EDITORIAL: Judge should toss BLM's media restrictions


The U.S. Bureau of Land Management wants to limit media and public access to wild horse roundups around the West, but not because the agency is seeking greater efficiency and safety, as it claims.

The BLM’s mismanagement of the region’s wild horse and burro populations is a matter of public record. The number of captured horses and burros in holding corrals now exceeds the estimated 40,000 animals living on the range, The Associated Press reports. The roundups have become nothing more than make-work boondoggles that cause the animals unnecessary stress and force them into captivity.

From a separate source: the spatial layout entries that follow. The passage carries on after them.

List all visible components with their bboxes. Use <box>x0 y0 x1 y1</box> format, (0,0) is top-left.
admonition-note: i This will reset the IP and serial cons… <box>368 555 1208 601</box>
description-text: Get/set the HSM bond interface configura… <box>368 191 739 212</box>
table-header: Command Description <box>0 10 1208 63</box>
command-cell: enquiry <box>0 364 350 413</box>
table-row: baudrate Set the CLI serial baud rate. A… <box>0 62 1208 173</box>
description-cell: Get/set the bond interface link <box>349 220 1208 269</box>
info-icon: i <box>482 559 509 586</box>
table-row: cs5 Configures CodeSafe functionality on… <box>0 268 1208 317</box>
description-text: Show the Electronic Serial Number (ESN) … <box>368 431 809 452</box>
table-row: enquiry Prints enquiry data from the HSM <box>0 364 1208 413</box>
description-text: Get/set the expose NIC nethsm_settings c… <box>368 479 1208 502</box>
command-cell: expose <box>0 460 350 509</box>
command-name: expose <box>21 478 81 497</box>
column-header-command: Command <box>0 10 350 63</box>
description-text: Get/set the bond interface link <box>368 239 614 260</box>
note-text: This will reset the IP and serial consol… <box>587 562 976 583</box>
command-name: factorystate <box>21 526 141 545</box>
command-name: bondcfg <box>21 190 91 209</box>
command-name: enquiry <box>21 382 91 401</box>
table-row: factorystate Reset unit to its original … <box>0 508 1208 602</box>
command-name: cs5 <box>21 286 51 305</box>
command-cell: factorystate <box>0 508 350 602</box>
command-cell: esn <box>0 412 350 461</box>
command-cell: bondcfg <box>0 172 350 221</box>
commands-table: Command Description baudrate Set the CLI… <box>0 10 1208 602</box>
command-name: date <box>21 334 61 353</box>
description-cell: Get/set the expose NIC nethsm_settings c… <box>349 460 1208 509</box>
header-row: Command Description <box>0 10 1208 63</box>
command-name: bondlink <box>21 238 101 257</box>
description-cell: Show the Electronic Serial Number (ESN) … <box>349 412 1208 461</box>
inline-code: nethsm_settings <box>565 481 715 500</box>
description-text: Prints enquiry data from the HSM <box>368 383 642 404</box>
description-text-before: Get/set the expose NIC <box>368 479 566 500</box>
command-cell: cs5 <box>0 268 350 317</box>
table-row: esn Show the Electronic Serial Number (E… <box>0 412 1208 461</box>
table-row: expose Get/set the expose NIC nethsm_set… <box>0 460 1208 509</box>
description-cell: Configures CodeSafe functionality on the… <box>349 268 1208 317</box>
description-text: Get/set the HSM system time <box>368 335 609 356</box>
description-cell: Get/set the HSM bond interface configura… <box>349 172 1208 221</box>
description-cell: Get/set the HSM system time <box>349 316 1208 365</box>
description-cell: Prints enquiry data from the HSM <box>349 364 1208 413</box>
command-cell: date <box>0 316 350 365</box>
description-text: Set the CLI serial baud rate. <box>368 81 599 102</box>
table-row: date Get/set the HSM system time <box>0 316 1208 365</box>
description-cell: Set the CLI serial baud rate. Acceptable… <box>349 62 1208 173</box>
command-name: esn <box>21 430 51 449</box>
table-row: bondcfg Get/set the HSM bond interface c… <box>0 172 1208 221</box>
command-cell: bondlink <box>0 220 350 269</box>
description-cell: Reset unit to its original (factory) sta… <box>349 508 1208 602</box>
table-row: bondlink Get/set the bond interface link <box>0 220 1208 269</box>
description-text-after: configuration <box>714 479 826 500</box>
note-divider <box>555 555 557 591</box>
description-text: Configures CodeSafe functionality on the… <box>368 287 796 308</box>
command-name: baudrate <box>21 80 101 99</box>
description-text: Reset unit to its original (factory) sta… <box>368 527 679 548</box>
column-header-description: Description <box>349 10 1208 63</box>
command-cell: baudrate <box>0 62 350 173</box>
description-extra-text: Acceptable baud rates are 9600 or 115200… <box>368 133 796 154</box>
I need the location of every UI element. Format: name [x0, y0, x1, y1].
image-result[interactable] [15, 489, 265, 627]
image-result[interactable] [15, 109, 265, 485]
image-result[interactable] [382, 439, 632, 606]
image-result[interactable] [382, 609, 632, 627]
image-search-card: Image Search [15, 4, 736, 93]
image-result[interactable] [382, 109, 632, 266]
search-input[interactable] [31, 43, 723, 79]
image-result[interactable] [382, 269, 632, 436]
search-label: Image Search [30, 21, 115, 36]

No, the BLM wants to limit access to the roundups because it wants less public scrutiny of its incompetence. That’s why Horseback Magazine photographer Laura Leigh and her advocacy group, Wild Horse Education, sued the BLM to make sure taxpayers can see the roundups first-hand.

This month, Stephens Media, the parent company of the Las Vegas Review-Journal, and many other newspaper companies and media organizations filed a friend-of-the-court brief in support of Ms. Leigh’s case. That action was returned last year to U.S. District Judge Larry Hicks of Reno by the 9th U.S. Circuit Court of Appeals to consider the constitutionality of BLM policies restricting access.

The BLM’s bogus safety and efficiency concerns are “speculative at best and at worst are overly broad and ambiguous, often arbitrarily and capriciously chilling visual journalists’ ability to cover matters of public concern,” the brief says. “If they are willing to assume such risks in a warzone, it should certainly be considered that such safety concerns by the government are nothing more than mere pretext when it comes to horse gathers.”

Earlier this year, an independent panel assembled at the request of the BLM determined the costly roundups do nothing to control the wild horse population. The committee recommended less federal intervention, more fertility control and more of letting nature take its course.

Judge Hicks should throw out the BLM’s access restrictions on wild horse roundups, which clearly are intended to prevent the collection of information on a massive public policy failure. A far better outcome would have the BLM ending the roundups and leaving Nevada’s wild horses alone.